In this context—of church unity and spiritual maturity—Paul writes, “Speaking the truth in love, we will grow to become in every respect the mature body of him who is the head, that is, Christ” (Ephesians 4:15). Rather than be spiritually immature and easily deceived, we are to speak the truth to one another, with love, so that we can all grow in maturity. We are to train one another in truth—the foundational gospel truths, truths about who God is and what He has called us to do, hard truths of correction, etc.—and our motivation to do so is love.
The “love” referred to in this verse is agape love, a self-sacrificial love that works for the benefit of the loved one. We speak truth in order to build up. Several verses later Paul writes, “Do not let any unwholesome talk come out of your mouths, but only what is helpful for building others up according to their needs, that it may benefit those who listen” (Ephesians 4:29). Our words should be beneficial to the hearers of those words. We should speak truth in love.

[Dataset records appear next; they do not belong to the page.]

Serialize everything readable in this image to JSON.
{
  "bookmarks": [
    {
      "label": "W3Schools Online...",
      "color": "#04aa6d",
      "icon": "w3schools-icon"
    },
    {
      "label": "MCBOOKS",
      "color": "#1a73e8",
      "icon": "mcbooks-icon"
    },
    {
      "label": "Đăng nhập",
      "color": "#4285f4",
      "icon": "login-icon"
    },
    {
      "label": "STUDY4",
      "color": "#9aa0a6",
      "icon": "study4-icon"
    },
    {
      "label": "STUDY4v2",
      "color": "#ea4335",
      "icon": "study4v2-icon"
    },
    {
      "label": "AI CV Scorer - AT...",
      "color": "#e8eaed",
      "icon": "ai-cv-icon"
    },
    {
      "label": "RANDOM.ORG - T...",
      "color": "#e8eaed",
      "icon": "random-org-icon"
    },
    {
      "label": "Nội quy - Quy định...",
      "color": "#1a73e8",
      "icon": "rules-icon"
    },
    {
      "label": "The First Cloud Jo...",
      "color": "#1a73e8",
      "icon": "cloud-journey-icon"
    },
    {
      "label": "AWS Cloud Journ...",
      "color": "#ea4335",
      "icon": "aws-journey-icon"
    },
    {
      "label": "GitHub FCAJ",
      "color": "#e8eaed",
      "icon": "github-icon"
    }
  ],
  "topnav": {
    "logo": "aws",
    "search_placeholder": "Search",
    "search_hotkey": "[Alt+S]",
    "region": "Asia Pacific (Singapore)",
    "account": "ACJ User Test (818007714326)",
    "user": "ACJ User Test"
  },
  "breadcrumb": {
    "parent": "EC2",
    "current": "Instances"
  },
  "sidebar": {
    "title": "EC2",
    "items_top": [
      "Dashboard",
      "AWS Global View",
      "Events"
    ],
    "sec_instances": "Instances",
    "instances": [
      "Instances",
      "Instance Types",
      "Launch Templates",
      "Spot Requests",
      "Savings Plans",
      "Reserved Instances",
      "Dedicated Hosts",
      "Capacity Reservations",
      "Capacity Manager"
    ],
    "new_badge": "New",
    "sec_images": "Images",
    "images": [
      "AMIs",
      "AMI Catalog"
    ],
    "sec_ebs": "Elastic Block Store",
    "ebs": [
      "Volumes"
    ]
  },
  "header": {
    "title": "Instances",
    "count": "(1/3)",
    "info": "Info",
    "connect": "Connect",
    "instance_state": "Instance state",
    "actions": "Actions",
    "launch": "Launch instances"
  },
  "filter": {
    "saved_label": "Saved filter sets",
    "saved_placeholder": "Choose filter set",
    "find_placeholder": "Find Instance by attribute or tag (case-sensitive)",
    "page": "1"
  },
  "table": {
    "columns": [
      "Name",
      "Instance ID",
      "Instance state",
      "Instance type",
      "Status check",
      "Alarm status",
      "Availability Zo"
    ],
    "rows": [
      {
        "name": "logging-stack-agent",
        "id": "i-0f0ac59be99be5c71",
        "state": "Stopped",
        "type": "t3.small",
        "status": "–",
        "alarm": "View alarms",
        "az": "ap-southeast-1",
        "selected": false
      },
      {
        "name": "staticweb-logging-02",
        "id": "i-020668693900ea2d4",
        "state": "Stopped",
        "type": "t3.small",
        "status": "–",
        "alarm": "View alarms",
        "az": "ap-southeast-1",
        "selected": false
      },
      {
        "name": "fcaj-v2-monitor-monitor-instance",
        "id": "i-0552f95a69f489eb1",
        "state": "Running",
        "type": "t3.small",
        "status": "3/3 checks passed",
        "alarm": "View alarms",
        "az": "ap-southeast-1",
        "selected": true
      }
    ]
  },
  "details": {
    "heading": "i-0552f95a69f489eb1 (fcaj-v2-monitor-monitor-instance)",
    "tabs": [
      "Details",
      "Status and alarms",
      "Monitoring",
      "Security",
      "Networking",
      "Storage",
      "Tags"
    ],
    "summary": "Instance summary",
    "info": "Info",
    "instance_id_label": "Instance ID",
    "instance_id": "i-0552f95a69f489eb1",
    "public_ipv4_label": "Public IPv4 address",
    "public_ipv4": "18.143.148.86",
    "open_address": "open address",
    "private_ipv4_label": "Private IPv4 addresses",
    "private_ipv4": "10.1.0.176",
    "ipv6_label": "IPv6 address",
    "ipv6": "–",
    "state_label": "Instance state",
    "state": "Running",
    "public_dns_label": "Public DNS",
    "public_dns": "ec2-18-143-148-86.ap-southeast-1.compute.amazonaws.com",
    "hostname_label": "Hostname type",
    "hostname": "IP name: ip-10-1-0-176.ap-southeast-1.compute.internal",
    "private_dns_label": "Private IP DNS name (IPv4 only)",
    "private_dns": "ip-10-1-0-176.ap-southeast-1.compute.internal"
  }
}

Paul also counsels “to put off your old self, which is being corrupted by its deceitful desires; to be made new in the attitude of you minds; and to put on the new self, created to be like God in true righteousness and holiness. Therefore each of you must put off falsehood and speak truthfully to your neighbor, for we are all members of one body” (Ephesians 4:22–25). As members of the same body, we should not deceive one another. We cannot defraud each other through lies. Nor should we attempt to hide things about ourselves out of shame or in an effort to manage our images. Rather, as those who are part of the same body intended for the same purpose and united by the same love, we should be characterized by honesty. Those who love must speak the truth: “Love . . . rejoices with the truth” (1 Corinthians 13:6). Dishonesty is unloving and abusive.
Speaking the truth in love is not as much about having a gentle demeanor as it is about the way truth and love go hand-in-hand. Because we love one another, we must speak the truth. Because we know the truth, we must be people characterized by love (John 13:34–35; 15:1–17). Jesus “came from the Father, full of grace and truth” (John 1:14). As His followers who are being conformed to His image (Romans 8:29), we should also be characterized by grace and truth.
Importantly, we are also called to love those who do not know Christ. The best way we can show love is to share with them the truth of the gospel. Apart from Christ, people are dead in their sins and destined for an eternity in hell (John 3:16–18; Romans 6:23). But in Christ they can receive new life and eternal salvation (Romans 10:9–15; 2 Corinthians 5:17). This is a message we must share. Peter wrote, “In your hearts revere Christ as Lord. Always be prepared to give an answer to everyone who asks you to give the reason for the hope that you have. But do this with gentleness and respect” (1 Peter 3:15). We share the gospel because we love the people for whom Christ died. We speak God’s truth because of His love and in a way that clearly and unapologetically communicates both truth and love (1 John 4:10–12).